Aussitôt, un détachement anglais, stationné dans la région d’Armentières prend la route de Lille. Dans les faubourgs du Sud, les premiers soldats sont fêtés comme des héros. L’Armée britannique a l’élégance d’attendre un régiment français pour poursuivre jusqu’au centre-ville. « Ce fut le 1ercorps de l’Armée française qui défila le premier dans la ville rendue à sa patrie. Les 120 000 lillois demeurés dans la cité les acclamèrent d’une même voix en brandissant des drapeaux », (Journal l’Excelsior, 18 octobre 1918).
La Grand-Place est noire de monde : une foule de plus en plus dense, en délire, électrisée par la présence de ses libérateurs et par les avions alliés qui survolent la place en rasant les toits. Dans la cour d’honneur de la préfecture, la Musique des sapeurs-pompiers joue la Marseillaise. Des drapeaux français, ressortis comme par miracle, flottent aux fenêtres des maisons. Les lillois – hommes comme femmes – arborent des cocardes tricolores fabriquées dans la plus grande hâte. Un vent de liberté souffle sur cette foule houleuse qui ressemble à une mer. Des chants d’allégresse retentissent dans tous les coins de la ville. Partout, ce sont les mêmes scènes de liesse.
Mais, tandis que la foule s’est regroupée dans le centre-ville pour vivre cet instant unique et tant espéré de la Libération, dans les faubourgs, des cortèges funèbres aux corbillards tirés à bras d’hommes, car les Allemands avaient remporté tous les chevaux, charrient vers les cimetières de la banlieue leur lot quotidien de morts terrassés par les épidémies. Derrière ces scènes de liesse, beaucoup de celles et de ceux qui avaient vécu ces quatre années terribles d’occupation ne pouvaient se détacher d’une certaine amertume.

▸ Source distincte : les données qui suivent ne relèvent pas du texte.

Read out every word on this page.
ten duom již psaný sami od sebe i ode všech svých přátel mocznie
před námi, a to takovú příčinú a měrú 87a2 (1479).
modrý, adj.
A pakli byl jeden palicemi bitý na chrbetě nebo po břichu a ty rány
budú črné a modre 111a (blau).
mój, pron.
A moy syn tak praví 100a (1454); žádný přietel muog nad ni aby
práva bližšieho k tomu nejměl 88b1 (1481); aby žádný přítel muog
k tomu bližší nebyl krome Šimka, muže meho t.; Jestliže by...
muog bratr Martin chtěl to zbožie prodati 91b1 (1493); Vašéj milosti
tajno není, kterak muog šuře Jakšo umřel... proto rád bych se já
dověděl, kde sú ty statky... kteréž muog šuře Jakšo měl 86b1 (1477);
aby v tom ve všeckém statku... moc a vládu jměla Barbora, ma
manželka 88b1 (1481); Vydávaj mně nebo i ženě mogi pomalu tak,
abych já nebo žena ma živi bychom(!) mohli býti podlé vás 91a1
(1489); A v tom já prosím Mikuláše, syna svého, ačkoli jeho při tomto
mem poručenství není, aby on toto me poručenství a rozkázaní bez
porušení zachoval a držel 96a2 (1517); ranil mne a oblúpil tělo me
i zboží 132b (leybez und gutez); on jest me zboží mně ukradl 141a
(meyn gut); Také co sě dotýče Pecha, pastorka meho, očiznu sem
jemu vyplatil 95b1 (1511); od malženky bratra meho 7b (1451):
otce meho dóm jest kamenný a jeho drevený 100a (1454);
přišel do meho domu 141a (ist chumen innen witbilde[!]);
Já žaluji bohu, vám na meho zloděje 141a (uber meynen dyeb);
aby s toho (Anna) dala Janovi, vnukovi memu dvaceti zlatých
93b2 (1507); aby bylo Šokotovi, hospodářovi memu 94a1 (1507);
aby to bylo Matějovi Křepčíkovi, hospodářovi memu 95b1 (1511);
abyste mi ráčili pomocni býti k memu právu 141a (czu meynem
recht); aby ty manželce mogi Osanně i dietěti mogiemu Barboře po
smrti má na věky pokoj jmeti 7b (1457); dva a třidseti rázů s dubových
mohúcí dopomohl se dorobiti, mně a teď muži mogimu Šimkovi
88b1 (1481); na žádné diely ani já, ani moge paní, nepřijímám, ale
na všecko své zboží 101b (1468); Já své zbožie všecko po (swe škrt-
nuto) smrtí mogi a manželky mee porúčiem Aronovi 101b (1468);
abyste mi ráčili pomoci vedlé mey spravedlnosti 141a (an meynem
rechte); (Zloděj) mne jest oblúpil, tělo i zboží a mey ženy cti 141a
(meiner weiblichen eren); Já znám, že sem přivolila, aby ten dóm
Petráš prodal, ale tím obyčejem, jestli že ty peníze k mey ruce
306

Un Lillois écrit à sa famille :
« Nous avons été étonnés d’apprendre par les journaux le délire des Parisiens à la nouvelle de l’armistice. Pour nous, toute notre capacité de joie a été vidée dans les jours de la Délivrance. Pour nous la guerre a été finie ce jour-là. Quel formidable égoïsme n’est-ce pas ? Il faudra bien des jours encore pour que nous soyons redevenus des êtres normaux ».